Vaskilintu
- First edition
- Author: Kaari Utrio
- Cover artist: Frederic William Burton, The Meeting on the Turret Stairs (1864)
- Language: Finnish
- Subject: Middle Age, love
- Genre: Historical fiction
- Publisher: Tammi
- Publication date: 1992
- Publication place: Finland
- Media type: Print (hardback, pocket book)
- Pages: 753 pp
- ISBN: 951-31-0051-0
- OCLC: 30475882
- LC Class: MLCM 94/13602 (P)
- Followed by: Tuulihaukka

= Vaskilintu =

1992 historical novel by Kaari Utrio

Vaskilintu (Finnish: The Brass Bird or The Copper Bird or The Bronze Bird) is a 1992 historical novel by Finnish author Kaari Utrio. It is set in 11th century Europe. Vaskilintu and Tuulihaukka (1995) are considered to be Utrio's most important works.

Vaskilintu has been translated into German (Bronzevogel, 1998), Polish (Miedziany ptak, 1997) and Estonian (Vasklind, 1994). There exists an English translation of the book.

==Plot summary==
A Finnish noblegirl with abilities of casting spells, Terhen of Arantila, gets mingled with royalty of Sweden, and follows in a retinue to the Court of Novgorod in Russia, where the sister of the Swedish King is to marry the Grand Duke of Novgorod (Kievan Rus). Along the journey to Novgorod an accident happens and Terhen replaces a young Swedish princess Thorgerd. The young girl has odd experiences when she meets Finno-Ugric tribe Muroma along her travel.

Years go by, and the Grand Duke of Novgorod allows a Roman (Greek) dignitary Skleros, envoy of the Emperor of Byzant, to marry the young lady.
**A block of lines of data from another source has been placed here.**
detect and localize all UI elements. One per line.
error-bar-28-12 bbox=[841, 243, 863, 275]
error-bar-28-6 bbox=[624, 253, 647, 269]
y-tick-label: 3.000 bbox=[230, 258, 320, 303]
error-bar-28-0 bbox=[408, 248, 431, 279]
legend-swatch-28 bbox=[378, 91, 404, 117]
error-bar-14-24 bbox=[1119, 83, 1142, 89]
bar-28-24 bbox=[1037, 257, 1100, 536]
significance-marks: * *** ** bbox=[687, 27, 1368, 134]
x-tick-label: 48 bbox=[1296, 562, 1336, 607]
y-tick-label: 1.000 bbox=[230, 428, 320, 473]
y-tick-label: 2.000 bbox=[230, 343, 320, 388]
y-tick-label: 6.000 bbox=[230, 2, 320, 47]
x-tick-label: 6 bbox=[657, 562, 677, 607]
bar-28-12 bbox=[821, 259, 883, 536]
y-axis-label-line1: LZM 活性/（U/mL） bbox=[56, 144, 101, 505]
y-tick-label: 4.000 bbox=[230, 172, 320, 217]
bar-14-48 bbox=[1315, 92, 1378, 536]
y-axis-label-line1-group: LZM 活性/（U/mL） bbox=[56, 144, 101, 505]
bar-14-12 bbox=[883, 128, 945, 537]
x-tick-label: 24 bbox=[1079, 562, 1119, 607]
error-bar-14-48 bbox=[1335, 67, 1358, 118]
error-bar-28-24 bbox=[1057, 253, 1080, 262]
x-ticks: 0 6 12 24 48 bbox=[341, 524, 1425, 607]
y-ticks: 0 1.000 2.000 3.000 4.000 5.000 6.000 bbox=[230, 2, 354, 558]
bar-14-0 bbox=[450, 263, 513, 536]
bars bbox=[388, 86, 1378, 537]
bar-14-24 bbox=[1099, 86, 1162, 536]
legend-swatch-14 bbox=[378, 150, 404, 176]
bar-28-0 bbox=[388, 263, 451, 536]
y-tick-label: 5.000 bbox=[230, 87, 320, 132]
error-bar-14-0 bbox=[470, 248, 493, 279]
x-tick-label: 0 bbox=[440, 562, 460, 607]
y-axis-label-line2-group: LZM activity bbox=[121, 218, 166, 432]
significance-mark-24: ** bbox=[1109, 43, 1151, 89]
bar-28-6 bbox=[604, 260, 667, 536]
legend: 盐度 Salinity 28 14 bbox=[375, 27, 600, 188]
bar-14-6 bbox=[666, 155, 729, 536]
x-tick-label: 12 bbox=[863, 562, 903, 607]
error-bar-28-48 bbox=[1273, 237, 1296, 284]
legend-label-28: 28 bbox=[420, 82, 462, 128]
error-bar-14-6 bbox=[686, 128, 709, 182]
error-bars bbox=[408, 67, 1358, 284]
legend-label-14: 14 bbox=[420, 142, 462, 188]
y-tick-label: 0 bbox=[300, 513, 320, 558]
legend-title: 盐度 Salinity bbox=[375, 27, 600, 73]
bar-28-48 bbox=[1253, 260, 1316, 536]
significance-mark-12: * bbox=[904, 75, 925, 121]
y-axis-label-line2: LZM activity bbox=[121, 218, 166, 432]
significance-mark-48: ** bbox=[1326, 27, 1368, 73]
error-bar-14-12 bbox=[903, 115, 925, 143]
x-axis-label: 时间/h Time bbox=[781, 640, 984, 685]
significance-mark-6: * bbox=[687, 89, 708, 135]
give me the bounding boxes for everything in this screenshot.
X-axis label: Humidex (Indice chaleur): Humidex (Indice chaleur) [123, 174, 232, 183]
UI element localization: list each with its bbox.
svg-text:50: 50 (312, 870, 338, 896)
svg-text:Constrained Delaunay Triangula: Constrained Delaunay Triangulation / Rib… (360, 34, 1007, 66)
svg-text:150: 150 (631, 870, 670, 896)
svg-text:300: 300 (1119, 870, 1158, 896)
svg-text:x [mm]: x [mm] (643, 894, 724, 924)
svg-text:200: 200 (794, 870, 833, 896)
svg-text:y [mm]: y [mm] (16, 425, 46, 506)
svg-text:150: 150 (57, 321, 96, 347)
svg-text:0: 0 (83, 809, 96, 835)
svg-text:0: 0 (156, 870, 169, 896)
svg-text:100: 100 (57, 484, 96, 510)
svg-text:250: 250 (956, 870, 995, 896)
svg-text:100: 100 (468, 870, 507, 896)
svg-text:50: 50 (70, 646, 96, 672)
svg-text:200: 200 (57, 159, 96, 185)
Her new Greek name is despoina Theodora Hyperborea.
In Constantinople, Theodora (a rising Imperial lady-in-waiting) gives birth to two sons, Georgios to her first husband Skleros, and Juvalos ('Olaf'), with her Varangian lover Eirik Väkevä, a Swedish noble.

The widowed Theodora is sent to steward Anna Jaroslavna, daughter of the Grand Duke of Kievan Rus, throughout Europe to her future husband King Henry I of France. Theodora has strange experiences when she meets Magyar tribes along her journey. She possesses the ability to stop bleeding when necessary, and cast weather spells.
In France Theodora marries a brutal Norman knight Roger of Meilhan, and settles in his small castle in Normandy. Her teenage son, Greek count Juvalos has to flee the vile stepfather.

Anna Jaroslavna, the Queen of France, assigns the widowed Theodora to steward the Anglo-Saxon royal couple, Edward the Exile and Agatha, to the court of Edward the Confessor in England. After some vicissitudes, Theodora's old love Eirik and her son Juvalos meet her in England. Terhen and Eirik finally decide to tie the knot. They move to Finland, to live in Terhen's home manor Arantila.